Theresa May is planning to introduce huge regulations on the way the internet works, allowing the government to decide what is said online.
Particular focus has been drawn to the end of the manifesto, which makes clear that the Tories want to introduce huge changes to the way the internet works.
“Some people say that it is not for government to regulate when it comes to technology and the internet,” it states. “We disagree.”
Senior Tories confirmed to BuzzFeed News that the phrasing indicates that the government intends to introduce huge restrictions on what people can post, share and publish online.
The plans will allow Britain to become “the global leader in the regulation of the use of personal data and the internet”, the manifesto claims.
It comes just soon after the Investigatory Powers Act came into law. That legislation allowed the government to force internet companies to keep records on their customers’ browsing histories, as well as giving ministers the power to break apps like WhatsApp so that messages can be read.

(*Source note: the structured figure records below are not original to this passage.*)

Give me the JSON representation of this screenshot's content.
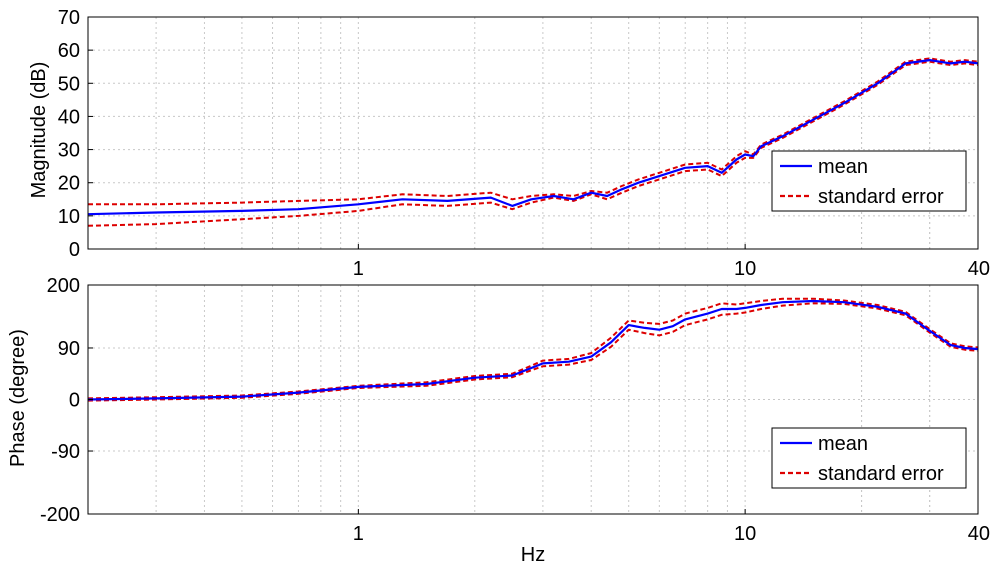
{
  "figure": {
    "xlabel": "Hz",
    "line_colors": {
      "mean": "#0000ff",
      "standard_error": "#dd0000"
    },
    "background": "#ffffff",
    "grid_color": "#c8c8c8"
  },
  "chart_data": [
    {
      "type": "line",
      "title": "",
      "xlabel": "",
      "ylabel": "Magnitude (dB)",
      "xscale": "log",
      "xlim": [
        0.2,
        40
      ],
      "ylim": [
        0,
        70
      ],
      "xticks": [
        1,
        10,
        40
      ],
      "xtick_labels": [
        "1",
        "10",
        "40"
      ],
      "yticks": [
        0,
        10,
        20,
        30,
        40,
        50,
        60,
        70
      ],
      "ytick_labels": [
        "0",
        "10",
        "20",
        "30",
        "40",
        "50",
        "60",
        "70"
      ],
      "grid": true,
      "legend": {
        "position": "right",
        "entries": [
          "mean",
          "standard error"
        ]
      },
      "x": [
        0.2,
        0.3,
        0.5,
        0.7,
        1.0,
        1.3,
        1.7,
        2.2,
        2.5,
        2.8,
        3.2,
        3.6,
        4.0,
        4.4,
        4.8,
        5.3,
        6.0,
        7.0,
        8.0,
        8.7,
        9.5,
        10,
        10.5,
        11,
        12.5,
        15,
        18,
        22,
        26,
        30,
        34,
        37,
        40
      ],
      "series": [
        {
          "name": "mean",
          "values": [
            10.5,
            11,
            11.5,
            12,
            13.5,
            15,
            14.5,
            15.5,
            13,
            15,
            16,
            15,
            17,
            16,
            18,
            20,
            22,
            24.5,
            25,
            23,
            27,
            28.5,
            28,
            31,
            34,
            39,
            44,
            50,
            56,
            57,
            56,
            56.5,
            56
          ]
        },
        {
          "name": "standard error",
          "values": [
            13.5,
            13.5,
            14,
            14.5,
            15,
            16.5,
            16,
            17,
            15,
            16,
            16.5,
            16,
            17.5,
            17,
            19,
            21,
            23,
            25.5,
            26,
            24,
            28,
            29.5,
            28.5,
            31.5,
            34.5,
            39.5,
            44.5,
            50.5,
            56.5,
            57.5,
            56.5,
            57,
            56.5
          ]
        },
        {
          "name": "standard error",
          "values": [
            7,
            7.5,
            9,
            10,
            11.5,
            13.5,
            13,
            14,
            12,
            14,
            15.5,
            14.5,
            16.5,
            15,
            17,
            19,
            21,
            23.5,
            24,
            22,
            26,
            27.5,
            27.5,
            30.5,
            33.5,
            38.5,
            43.5,
            49.5,
            55.5,
            56.5,
            55.5,
            56,
            55.5
          ]
        }
      ]
    },
    {
      "type": "line",
      "title": "",
      "xlabel": "Hz",
      "ylabel": "Phase (degree)",
      "xscale": "log",
      "xlim": [
        0.2,
        40
      ],
      "ylim": [
        -200,
        200
      ],
      "xticks": [
        1,
        10,
        40
      ],
      "xtick_labels": [
        "1",
        "10",
        "40"
      ],
      "yticks": [
        -200,
        -90,
        0,
        90,
        200
      ],
      "ytick_labels": [
        "-200",
        "-90",
        "0",
        "90",
        "200"
      ],
      "grid": true,
      "legend": {
        "position": "bottom-right",
        "entries": [
          "mean",
          "standard error"
        ]
      },
      "x": [
        0.2,
        0.3,
        0.5,
        0.7,
        1.0,
        1.5,
        2.0,
        2.5,
        2.8,
        3.0,
        3.5,
        4.0,
        4.5,
        5.0,
        5.5,
        6.0,
        6.5,
        7.0,
        8.0,
        8.7,
        9.5,
        10,
        11,
        12.5,
        15,
        18,
        22,
        26,
        30,
        34,
        37,
        40
      ],
      "series": [
        {
          "name": "mean",
          "values": [
            0,
            2,
            5,
            12,
            22,
            27,
            38,
            42,
            55,
            63,
            66,
            75,
            100,
            130,
            125,
            122,
            128,
            140,
            150,
            158,
            158,
            160,
            165,
            170,
            172,
            170,
            162,
            150,
            120,
            95,
            90,
            88
          ]
        },
        {
          "name": "standard error",
          "values": [
            2,
            4,
            7,
            14,
            24,
            30,
            41,
            45,
            59,
            68,
            71,
            81,
            108,
            138,
            134,
            132,
            138,
            150,
            160,
            168,
            166,
            168,
            172,
            176,
            176,
            173,
            165,
            153,
            123,
            98,
            93,
            91
          ]
        },
        {
          "name": "standard error",
          "values": [
            -2,
            0,
            3,
            10,
            20,
            24,
            35,
            39,
            51,
            58,
            61,
            69,
            92,
            122,
            116,
            112,
            118,
            130,
            140,
            148,
            150,
            152,
            158,
            164,
            168,
            167,
            159,
            147,
            117,
            92,
            87,
            85
          ]
        }
      ]
    }
  ]
}
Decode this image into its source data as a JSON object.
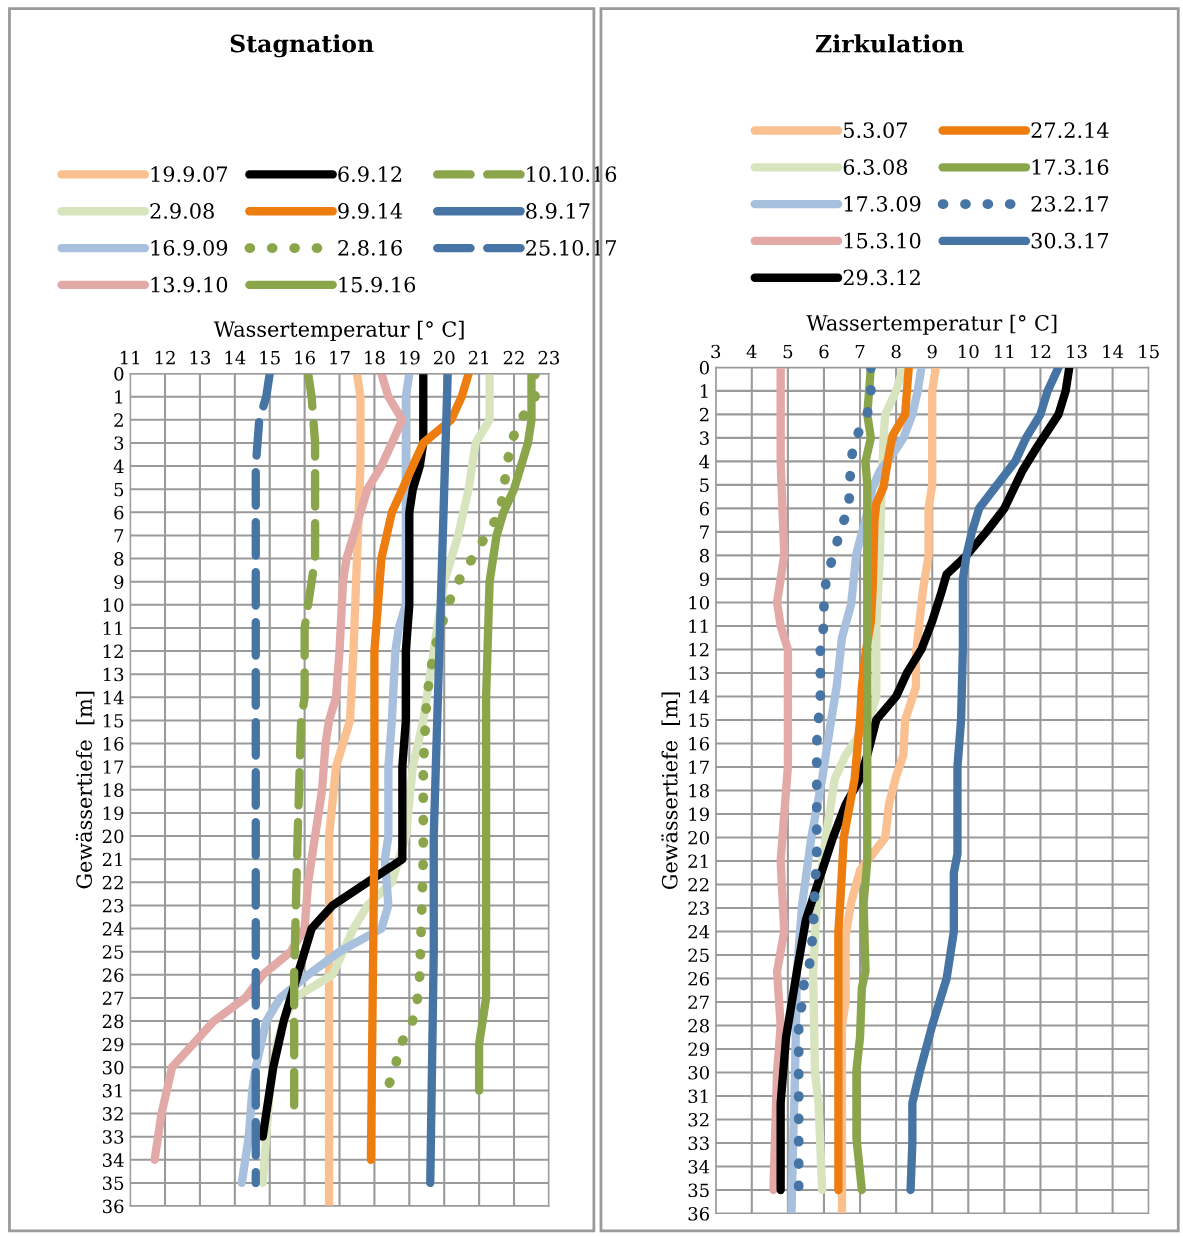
{
  "chart_data": [
    {
      "type": "line",
      "title": "Stagnation",
      "xlabel": "Wassertemperatur [° C]",
      "ylabel": "Gewässertiefe  [m]",
      "xlim": [
        11,
        23
      ],
      "xticks": [
        11,
        12,
        13,
        14,
        15,
        16,
        17,
        18,
        19,
        20,
        21,
        22,
        23
      ],
      "ylim": [
        36,
        0
      ],
      "yticks": [
        0,
        1,
        2,
        3,
        4,
        5,
        6,
        7,
        8,
        9,
        10,
        11,
        12,
        13,
        14,
        15,
        16,
        17,
        18,
        19,
        20,
        21,
        22,
        23,
        24,
        25,
        26,
        27,
        28,
        29,
        30,
        31,
        32,
        33,
        34,
        35,
        36
      ],
      "grid": true,
      "legend": "top",
      "marker": "none",
      "series": [
        {
          "name": "19.9.07",
          "color": "#fac090",
          "line_style": "solid",
          "x": [
            17.5,
            17.6,
            17.6,
            17.5,
            17.4,
            17.3,
            16.9,
            16.7,
            16.7,
            16.7,
            16.7
          ],
          "values": [
            0,
            1,
            4,
            8,
            12,
            15,
            17,
            20,
            25,
            30,
            36
          ]
        },
        {
          "name": "2.9.08",
          "color": "#d7e4bd",
          "line_style": "solid",
          "x": [
            21.3,
            21.3,
            21.3,
            20.9,
            20.7,
            20.4,
            20.0,
            19.8,
            19.4,
            19.1,
            18.9,
            18.5,
            17.8,
            17.4,
            16.8,
            15.7,
            15.4,
            15.2,
            15.0,
            14.9,
            14.8
          ],
          "values": [
            0,
            1,
            2,
            3,
            5,
            7,
            9,
            11,
            15,
            17,
            20,
            22,
            23,
            24,
            26,
            27,
            28,
            29,
            31,
            33,
            35
          ]
        },
        {
          "name": "16.9.09",
          "color": "#a7c0de",
          "line_style": "solid",
          "x": [
            19.0,
            18.9,
            18.9,
            18.9,
            18.7,
            18.6,
            18.5,
            18.4,
            18.4,
            18.3,
            18.4,
            18.2,
            17.0,
            16.1,
            15.3,
            14.9,
            14.6,
            14.5,
            14.4,
            14.2
          ],
          "values": [
            0,
            1,
            5,
            10,
            11,
            12,
            15,
            17,
            20,
            21,
            23,
            24,
            25,
            26,
            27,
            28,
            30,
            31,
            33,
            35
          ]
        },
        {
          "name": "13.9.10",
          "color": "#e2a9a7",
          "line_style": "solid",
          "x": [
            18.2,
            18.4,
            18.8,
            18.5,
            18.2,
            17.8,
            17.6,
            17.4,
            17.2,
            17.1,
            17.0,
            16.9,
            16.7,
            16.6,
            16.5,
            16.3,
            16.2,
            16.1,
            16.0,
            15.6,
            14.8,
            14.3,
            13.4,
            12.8,
            12.2,
            11.9,
            11.7
          ],
          "values": [
            0,
            1,
            2,
            3,
            4,
            5,
            6,
            7,
            8,
            9,
            12,
            14,
            15,
            16,
            18,
            20,
            21,
            22,
            24,
            25,
            26,
            27,
            28,
            29,
            30,
            32,
            34
          ]
        },
        {
          "name": "6.9.12",
          "color": "#000000",
          "line_style": "solid",
          "x": [
            19.4,
            19.4,
            19.4,
            19.3,
            19.1,
            19.0,
            19.0,
            18.9,
            18.9,
            18.8,
            18.8,
            17.8,
            16.8,
            16.2,
            15.8,
            15.4,
            15.1,
            14.8
          ],
          "values": [
            0,
            2,
            3,
            4,
            5,
            6,
            10,
            12,
            15,
            17,
            21,
            22,
            23,
            24,
            26,
            28,
            30,
            33
          ]
        },
        {
          "name": "9.9.14",
          "color": "#ed7d0e",
          "line_style": "solid",
          "x": [
            20.7,
            20.5,
            20.2,
            19.4,
            19.1,
            18.8,
            18.5,
            18.2,
            18.0,
            18.0,
            17.9
          ],
          "values": [
            0,
            1,
            2,
            3,
            4,
            5,
            6,
            8,
            12,
            20,
            34
          ]
        },
        {
          "name": "2.8.16",
          "color": "#8aa54a",
          "line_style": "dotted",
          "x": [
            22.6,
            22.6,
            22.2,
            21.9,
            21.8,
            21.7,
            21.6,
            21.2,
            20.8,
            20.4,
            20.1,
            19.9,
            19.7,
            19.5,
            19.4,
            19.4,
            19.3,
            19.2,
            19.0,
            18.7,
            18.6,
            18.4
          ],
          "values": [
            0,
            1,
            2,
            3,
            4,
            5,
            6,
            7,
            8,
            9,
            10,
            11,
            12,
            14,
            17,
            21,
            26,
            27.5,
            28.4,
            29.1,
            30,
            30.8
          ]
        },
        {
          "name": "15.9.16",
          "color": "#8aa54a",
          "line_style": "solid",
          "x": [
            22.5,
            22.5,
            22.4,
            22.2,
            22.0,
            21.7,
            21.5,
            21.3,
            21.2,
            21.2,
            21.1,
            21.0,
            21.0
          ],
          "values": [
            0,
            2,
            3,
            4,
            5,
            6,
            7,
            9,
            14,
            27,
            28,
            29,
            31
          ]
        },
        {
          "name": "10.10.16",
          "color": "#8aa54a",
          "line_style": "dashed",
          "x": [
            16.1,
            16.2,
            16.3,
            16.3,
            16.2,
            16.0,
            16.0,
            15.9,
            15.8,
            15.7,
            15.7
          ],
          "values": [
            0,
            1,
            3,
            8,
            9,
            11,
            14,
            15,
            20,
            26,
            32
          ]
        },
        {
          "name": "8.9.17",
          "color": "#4674a4",
          "line_style": "solid",
          "x": [
            20.1,
            20.0,
            19.9,
            19.8,
            19.7,
            19.7,
            19.6
          ],
          "values": [
            0,
            5,
            10,
            15,
            20,
            25,
            35
          ]
        },
        {
          "name": "25.10.17",
          "color": "#4674a4",
          "line_style": "dashed",
          "x": [
            15.0,
            14.9,
            14.7,
            14.6,
            14.6
          ],
          "values": [
            0,
            1,
            2,
            4,
            35
          ]
        }
      ]
    },
    {
      "type": "line",
      "title": "Zirkulation",
      "xlabel": "Wassertemperatur [° C]",
      "ylabel": "Gewässertiefe  [m]",
      "xlim": [
        3,
        15
      ],
      "xticks": [
        3,
        4,
        5,
        6,
        7,
        8,
        9,
        10,
        11,
        12,
        13,
        14,
        15
      ],
      "ylim": [
        36,
        0
      ],
      "yticks": [
        0,
        1,
        2,
        3,
        4,
        5,
        6,
        7,
        8,
        9,
        10,
        11,
        12,
        13,
        14,
        15,
        16,
        17,
        18,
        19,
        20,
        21,
        22,
        23,
        24,
        25,
        26,
        27,
        28,
        29,
        30,
        31,
        32,
        33,
        34,
        35,
        36
      ],
      "grid": true,
      "legend": "top",
      "marker": "none",
      "series": [
        {
          "name": "5.3.07",
          "color": "#fac090",
          "line_style": "solid",
          "x": [
            9.1,
            9.0,
            9.0,
            8.9,
            8.9,
            8.75,
            8.65,
            8.55,
            8.55,
            8.25,
            8.2,
            8.0,
            7.8,
            7.7,
            7.35,
            7.0,
            6.75,
            6.6,
            6.6,
            6.5,
            6.5
          ],
          "values": [
            0,
            1,
            5,
            6,
            8,
            9.4,
            10.8,
            12.2,
            13.6,
            15,
            16.5,
            17.4,
            18.6,
            20,
            20.7,
            21.4,
            22.8,
            24.2,
            27,
            28,
            36
          ]
        },
        {
          "name": "6.3.08",
          "color": "#d7e4bd",
          "line_style": "solid",
          "x": [
            8.2,
            8.0,
            7.7,
            7.65,
            7.6,
            7.55,
            7.45,
            7.45,
            7.25,
            6.6,
            6.3,
            6.05,
            5.8,
            5.7,
            5.75,
            5.85,
            5.95
          ],
          "values": [
            0,
            1,
            2,
            3,
            5,
            8,
            11,
            14,
            15,
            16.5,
            17.5,
            20,
            22.8,
            25.7,
            30,
            31.3,
            35
          ]
        },
        {
          "name": "17.3.09",
          "color": "#a7c0de",
          "line_style": "solid",
          "x": [
            8.7,
            8.6,
            8.45,
            8.2,
            7.9,
            7.55,
            7.35,
            7.15,
            6.9,
            6.8,
            6.75,
            6.5,
            6.35,
            6.2,
            6.05,
            5.95,
            5.65,
            5.4,
            5.25,
            5.2,
            5.15,
            5.1
          ],
          "values": [
            0,
            1,
            2,
            3,
            3.7,
            4.4,
            5.1,
            6.5,
            7.9,
            9.4,
            10.1,
            11.5,
            13.6,
            15,
            16.5,
            17.5,
            20,
            22.8,
            25.7,
            30,
            32.8,
            36
          ]
        },
        {
          "name": "15.3.10",
          "color": "#e2a9a7",
          "line_style": "solid",
          "x": [
            4.8,
            4.8,
            4.9,
            4.8,
            4.7,
            4.8,
            5.0,
            5.0,
            4.8,
            4.9,
            4.7,
            4.8,
            4.7,
            4.6
          ],
          "values": [
            0,
            4,
            8,
            9,
            10,
            11,
            12,
            17,
            21,
            24,
            25.7,
            28,
            30,
            35
          ]
        },
        {
          "name": "29.3.12",
          "color": "#000000",
          "line_style": "solid",
          "x": [
            12.8,
            12.7,
            12.5,
            12.2,
            11.9,
            11.5,
            11.0,
            10.5,
            9.95,
            9.4,
            9.25,
            9.0,
            8.7,
            8.3,
            8.0,
            7.45,
            7.2,
            7.0,
            6.6,
            6.25,
            5.95,
            5.5,
            5.25,
            4.95,
            4.8,
            4.8
          ],
          "values": [
            0,
            1,
            2,
            2.7,
            3.4,
            4.4,
            6,
            7,
            8,
            8.8,
            9.6,
            10.8,
            12,
            13,
            14,
            15,
            16.5,
            17.5,
            18.6,
            20,
            21.4,
            23.5,
            25.7,
            28.5,
            31.3,
            35
          ]
        },
        {
          "name": "27.2.14",
          "color": "#ed7d0e",
          "line_style": "solid",
          "x": [
            8.35,
            8.3,
            8.25,
            7.9,
            7.8,
            7.65,
            7.45,
            7.4,
            7.35,
            7.3,
            7.15,
            7.05,
            7.0,
            6.85,
            6.55,
            6.45,
            6.4,
            6.4
          ],
          "values": [
            0,
            1,
            2,
            2.9,
            3.7,
            5.1,
            5.8,
            6.5,
            9.4,
            10.8,
            12.2,
            13.6,
            15,
            17.5,
            20,
            22.8,
            24,
            35
          ]
        },
        {
          "name": "17.3.16",
          "color": "#8aa54a",
          "line_style": "solid",
          "x": [
            7.3,
            7.2,
            7.3,
            7.15,
            7.2,
            7.2,
            7.1,
            7.15,
            7.05,
            7.0,
            6.9,
            6.9,
            7.05
          ],
          "values": [
            0,
            2,
            3,
            4,
            5,
            21,
            22.8,
            25.7,
            26.4,
            28.5,
            29.9,
            32.8,
            35
          ]
        },
        {
          "name": "23.2.17",
          "color": "#4674a4",
          "line_style": "dotted",
          "x": [
            7.3,
            7.3,
            7.2,
            7.0,
            6.8,
            6.75,
            6.7,
            6.7,
            6.5,
            6.35,
            6.2,
            6.05,
            6.0,
            6.0,
            5.9,
            5.9,
            5.8,
            5.8,
            5.8,
            5.75,
            5.7,
            5.6,
            5.45,
            5.4,
            5.3,
            5.3
          ],
          "values": [
            0,
            1,
            2,
            2.6,
            3.4,
            4.2,
            5.1,
            6,
            6.7,
            7.5,
            8.3,
            9.2,
            10,
            11,
            11.7,
            14,
            16,
            17.6,
            21,
            22,
            24,
            25.4,
            26.2,
            27,
            27.9,
            35
          ]
        },
        {
          "name": "30.3.17",
          "color": "#4674a4",
          "line_style": "solid",
          "x": [
            12.5,
            12.2,
            12.0,
            11.6,
            11.3,
            10.8,
            10.3,
            10.1,
            9.95,
            9.85,
            9.85,
            9.8,
            9.7,
            9.7,
            9.6,
            9.6,
            9.4,
            9.0,
            8.65,
            8.45,
            8.45,
            8.4
          ],
          "values": [
            0,
            1,
            2,
            3,
            4,
            5,
            6,
            7,
            8,
            9,
            12,
            15,
            17,
            20.7,
            21.5,
            24,
            26,
            28,
            30,
            31.3,
            33,
            35
          ]
        }
      ]
    }
  ]
}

The manifesto makes reference to those increased powers, saying that the government will work even harder to ensure there is no “safe space for terrorists to be able to communicate online”. That is apparently a reference in part to its work to encourage technology companies to build backdoors into their encrypted messaging services – which gives the government the ability to read terrorists’ messages, but also weakens the security of everyone else’s messages, technology companies have warned.
If the government can stop terrorists communicating online, it can stop anyone else too. Such as people who dislike its policies or, say, question its theory about what causes global warming.
So far this century the excuse of terrorism has been used to curtail traditional rights and freedoms that make us harder to govern by the elite. Meanwhile the elite allow ever more Muslims into our society, and almost all the terrorists are Muslim. It’s hard not to be suspicious.
Reader Philip Barton:
If that is really true, it could change the dynamics of the forthcoming UK election. Corbyn could receive a large protest vote — in the comforting belief that he still won’t win. PM May may just have blown her assumed huge majority. That is good, because some of the stuff that she has been spouting on the campaign trail is as far from conservatism as is Malcolm Turnbull.